European diplomats point out that, even without the Polish crisis, the Soviets had good economic reason for their first such retreat in an increasingly bitter battle with Western shippers for world cargoes.
The Soviets, making enormous gains against Western competitors by charging much lower prices, ''knew they were pushing us too far,'' one diplomat said. The Europeans, for their part, made clear in the Jan. 11 to 15 talks their determination to take ''unilateral measures'' against Moscow if it did not show more restraint.
There has been no reference to the talks, much less comment on them, in the official Soviet press.
But diplomats said the Polish crisis was clearly one element in determining the Soviet approach in the talks, with government and business figures from West Germany, France, Britain, the Netherlands, and Belgium.
They said that a Soviet negotiator had said privately that one reason for Moscow's willingness to offer concessions was concern over ''talk'' in Western Europe about possible sanctions against Moscow over Poland.
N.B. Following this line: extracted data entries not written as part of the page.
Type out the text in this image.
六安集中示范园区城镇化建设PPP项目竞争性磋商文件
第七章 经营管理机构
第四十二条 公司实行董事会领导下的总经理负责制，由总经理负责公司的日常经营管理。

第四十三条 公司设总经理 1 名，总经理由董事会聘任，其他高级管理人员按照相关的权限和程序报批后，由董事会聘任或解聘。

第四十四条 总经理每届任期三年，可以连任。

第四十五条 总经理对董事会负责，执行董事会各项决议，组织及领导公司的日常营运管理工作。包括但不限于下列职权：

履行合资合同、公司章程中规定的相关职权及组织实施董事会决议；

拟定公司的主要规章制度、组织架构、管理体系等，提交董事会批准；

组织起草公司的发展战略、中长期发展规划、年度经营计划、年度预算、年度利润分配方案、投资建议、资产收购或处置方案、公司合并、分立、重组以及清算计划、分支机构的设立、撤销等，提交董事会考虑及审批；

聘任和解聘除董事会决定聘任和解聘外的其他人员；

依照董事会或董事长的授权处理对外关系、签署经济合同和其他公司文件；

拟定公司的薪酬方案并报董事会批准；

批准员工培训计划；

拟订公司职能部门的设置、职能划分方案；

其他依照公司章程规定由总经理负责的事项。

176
Although the West Europeans have not matched US sanctions, most have undertaken to try not to undermine the American moves. The other 13 NATO states have also said they will consider economic and other steps against Moscow should Polish martial law continue unabated.
European diplomats here are assuming a further reason for the Soviet position at the recent talks was the US move, in protest over the Polish military crackdown, to suspend talks on a new shipping accord with Moscow.